その瞳を見つめ返しながらゆっくりと口を開いた。
「高校の時、私、和泉くんが優しいから勘違いして手紙渡そうとしちゃって……ごめんね。
ずっとあの時の和泉くんの困った顔が頭から離れなくて、謝りたいと思ってたの」
話している間に、和泉くんの顔は真顔に戻っていた。
こうしてじっと見ると、あの時とはどこが変わったかがよく分かる。
あの時の和泉くんとは違うって、分かる。
「謝ろうと思ってたのに、もたもたしてるうちに和泉くん留学しちゃったからずっと言えないままで……」
「もしかして、それからトラウマになったのか?」
今度は私の言葉を和泉くんの声が遮った。
トラウマ?と聞き返した私に、和泉くんが言う。
「困られるのが嫌なんだろ」
「そうだけど……違うよ。和泉くんが原因じゃない。
昨日も話した通り、きっと家族の事とか元からの性格だとか、そういう事が原因だから」
誤解されたくなくて慌てて否定する。
それから、声のトーンを元に戻した。
「でも……家での居場所を見つけられなかったりしたから、ずっと笑って優しくしてくれた和泉くんに勘違いしちゃったのかも。
包み込んでくれるみたいな和泉くんの優しさに、甘えていたのかもしれない。
手紙を断られてから、和泉くんの困っている顔を見てハっとした」
私の話を、和泉くんは黙って聞いていた。
私をじっと見つめたまま。
そんな和泉くんに、座ったままぺこりと頭を下げた。
「優しくしてくれたからって、勝手に和泉くんの事、私の王子様だなんて勘違いしてた。
あの時はごめんなさい」
下ろしたままの長い髪が、テーブルにかかる。
しばらく頭を下げたままでいると、頭の上から和泉くんの呆れ笑いが聞こえた。
「謝るのが好きだな」
その声に顔を上げると、顔をしかめながら微笑む和泉くんがいて。
「うちにいる間に誰にでも謝りたがる趣味もシンデレラ精神もどうにかしろ」
顔をしかめて微笑む和泉くんが、少し苦しそうに見えたのはなんでだろう。
和泉くんは私に呆れて眉を寄せているだけなのに、それがなぜだかツラそうに見えてしまって。

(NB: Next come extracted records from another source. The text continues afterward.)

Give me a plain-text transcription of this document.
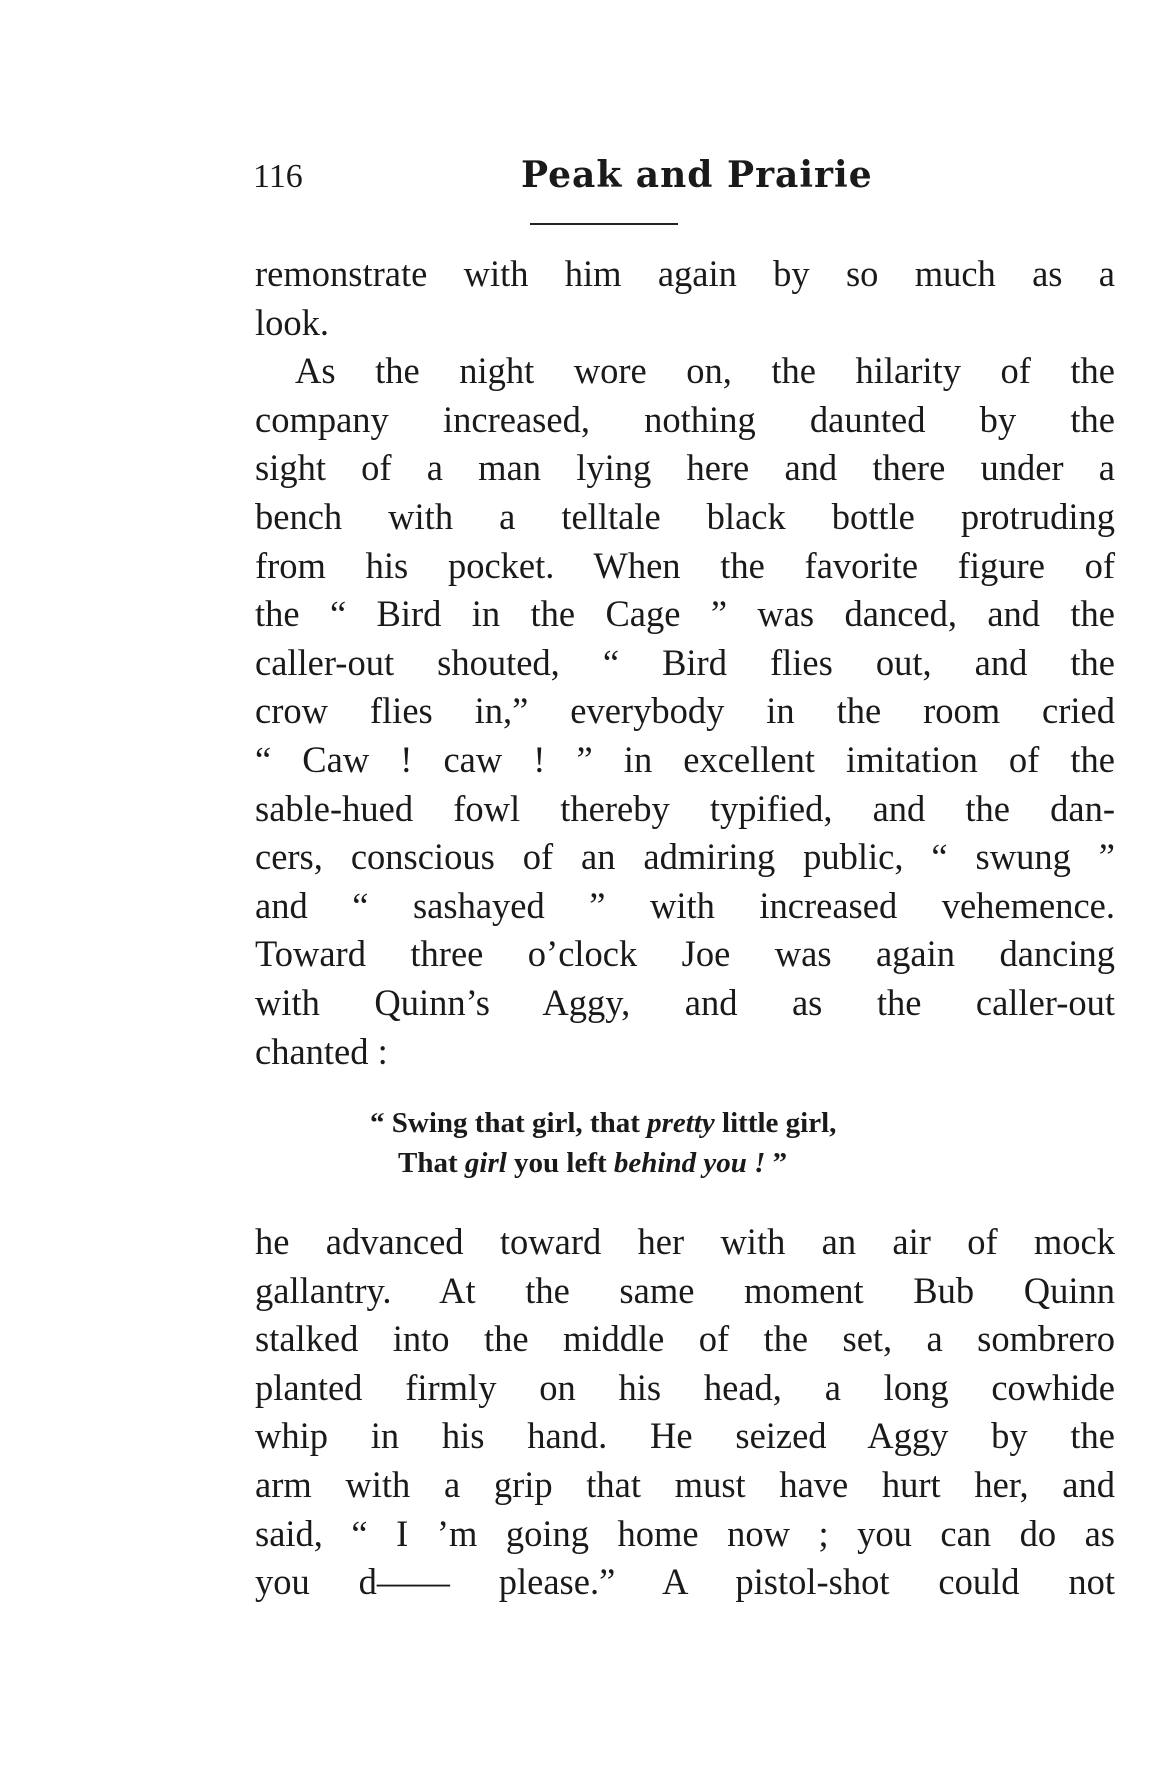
116	Peak and Prairie
remonstrate with him again by so much as a
look.
As the night wore on, the hilarity of the
company increased, nothing daunted by the
sight of a man lying here and there under a
bench with a telltale black bottle protruding
from his pocket. When the favorite figure of
the “ Bird in the Cage ” was danced, and the
caller-out shouted, “ Bird flies out, and the
crow flies in,” everybody in the room cried
“ Caw ! caw ! ” in excellent imitation of the
sable-hued fowl thereby typified, and the dan-
cers, conscious of an admiring public, “ swung ”
and “ sashayed ” with increased vehemence.
Toward three o’clock Joe was again dancing
with Quinn’s Aggy, and as the caller-out
chanted :
“ Swing that girl, that pretty little girl,
That girl you left behind you ! ”
he advanced toward her with an air of mock
gallantry. At the same moment Bub Quinn
stalked into the middle of the set, a sombrero
planted firmly on his head, a long cowhide
whip in his hand. He seized Aggy by the
arm with a grip that must have hurt her, and
said, “ I ’m going home now ; you can do as
you d—— please.” A pistol-shot could not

家主としての和泉くんの指令に頷くのが遅れてしまった。
和泉くんから預かった合鍵には、昨日直してもらったガラスの靴のキーホルダーをつける事にした。
和泉くんが会社に出社してから部屋の掃除と洗濯を済ませて。
それから、一週間分くらいの食料を買いだめするために買い物に出ようとした時、携帯が鳴った。
一瞬、元カレだったらどうしようと焦る。
荷物を取りにこいって言われているのをすっかり忘れていたから。
だけど、嫌な汗をかきながら取り出した携帯が知らせていたのは、高校の頃からの友達、佐和ちゃんからの着信だった。

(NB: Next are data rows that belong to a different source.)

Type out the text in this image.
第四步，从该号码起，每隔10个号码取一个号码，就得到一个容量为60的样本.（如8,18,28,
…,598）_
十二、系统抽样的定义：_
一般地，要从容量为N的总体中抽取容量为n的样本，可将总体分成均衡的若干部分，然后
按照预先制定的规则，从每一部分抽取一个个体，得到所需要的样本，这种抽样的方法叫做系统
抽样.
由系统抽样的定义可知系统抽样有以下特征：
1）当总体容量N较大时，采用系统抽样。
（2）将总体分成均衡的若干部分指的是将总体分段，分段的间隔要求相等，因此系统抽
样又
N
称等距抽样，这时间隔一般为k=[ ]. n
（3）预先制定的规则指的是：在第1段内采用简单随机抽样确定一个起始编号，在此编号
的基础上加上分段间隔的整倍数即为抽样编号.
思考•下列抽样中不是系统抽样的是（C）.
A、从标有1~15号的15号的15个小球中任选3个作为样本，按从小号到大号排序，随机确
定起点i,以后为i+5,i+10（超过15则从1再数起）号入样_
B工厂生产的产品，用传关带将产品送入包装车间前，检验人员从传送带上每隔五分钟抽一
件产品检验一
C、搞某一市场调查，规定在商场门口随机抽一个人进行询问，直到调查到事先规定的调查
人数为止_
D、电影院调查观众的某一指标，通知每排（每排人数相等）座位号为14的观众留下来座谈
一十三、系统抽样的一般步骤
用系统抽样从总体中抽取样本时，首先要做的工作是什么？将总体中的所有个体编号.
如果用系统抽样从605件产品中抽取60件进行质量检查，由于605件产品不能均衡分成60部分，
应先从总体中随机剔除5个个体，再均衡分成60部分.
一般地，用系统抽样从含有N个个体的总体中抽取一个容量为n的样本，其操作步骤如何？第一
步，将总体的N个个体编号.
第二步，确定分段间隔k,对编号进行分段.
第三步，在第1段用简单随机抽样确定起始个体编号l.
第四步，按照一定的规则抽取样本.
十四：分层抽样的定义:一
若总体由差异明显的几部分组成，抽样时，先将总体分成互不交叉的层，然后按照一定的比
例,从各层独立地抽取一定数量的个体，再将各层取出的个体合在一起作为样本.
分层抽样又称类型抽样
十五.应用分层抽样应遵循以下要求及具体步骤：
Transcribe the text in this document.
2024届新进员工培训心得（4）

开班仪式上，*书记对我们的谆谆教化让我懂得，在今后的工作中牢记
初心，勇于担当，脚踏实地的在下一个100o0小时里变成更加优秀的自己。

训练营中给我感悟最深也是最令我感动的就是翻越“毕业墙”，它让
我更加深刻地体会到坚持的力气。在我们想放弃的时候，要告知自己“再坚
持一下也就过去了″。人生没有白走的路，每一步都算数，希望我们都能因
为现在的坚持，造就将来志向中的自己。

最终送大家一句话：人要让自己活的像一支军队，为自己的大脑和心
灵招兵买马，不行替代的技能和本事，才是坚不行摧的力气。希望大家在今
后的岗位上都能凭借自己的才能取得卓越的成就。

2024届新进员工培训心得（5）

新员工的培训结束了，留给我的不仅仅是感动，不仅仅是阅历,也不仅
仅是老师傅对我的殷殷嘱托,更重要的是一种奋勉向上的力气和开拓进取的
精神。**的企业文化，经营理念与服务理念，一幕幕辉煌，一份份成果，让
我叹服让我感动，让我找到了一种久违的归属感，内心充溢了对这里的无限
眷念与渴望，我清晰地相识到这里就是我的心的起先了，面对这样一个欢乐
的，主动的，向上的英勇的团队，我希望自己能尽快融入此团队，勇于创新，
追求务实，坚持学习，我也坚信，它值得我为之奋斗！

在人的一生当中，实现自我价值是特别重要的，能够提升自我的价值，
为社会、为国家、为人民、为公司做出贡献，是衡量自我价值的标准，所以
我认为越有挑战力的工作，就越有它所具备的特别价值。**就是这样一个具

久しぶりに会えないかと言われて、最初に私が指定したのは駅前の公園。
いい大人が公園ってとツッコまれて、素直に今仕事がない事と引っ越し資金を貯めないといけない事を説明すると、おごるからとうまい具合に言いくるめられてしまって。
結局、駅近くのパスタ屋さんでランチする事になった。
注文して10分足らずで運ばれてきた、ツナとトマトのパスタを見ながら、友達におごってもらうのって好きじゃないのにとこぼすと、すぐに強い口調が飛んでくる。
「私が無理やり誘ったんだからいいじゃない。それに、お腹もすいてたでしょ?」
「なんかでも久しぶりに会うのにおごらせるって悪いよ。
やっぱり自分の分は自分で払うから」
「いいって言ってるでしょ。私の顔つぶす気?」
向かいの席に座る佐和ちゃんにそうすごまれて、思わず笑ってしまう。
別にここは佐和ちゃんの行きつけのお店ってわけでもなさそうだから、顔を立てる必要もないのだけど。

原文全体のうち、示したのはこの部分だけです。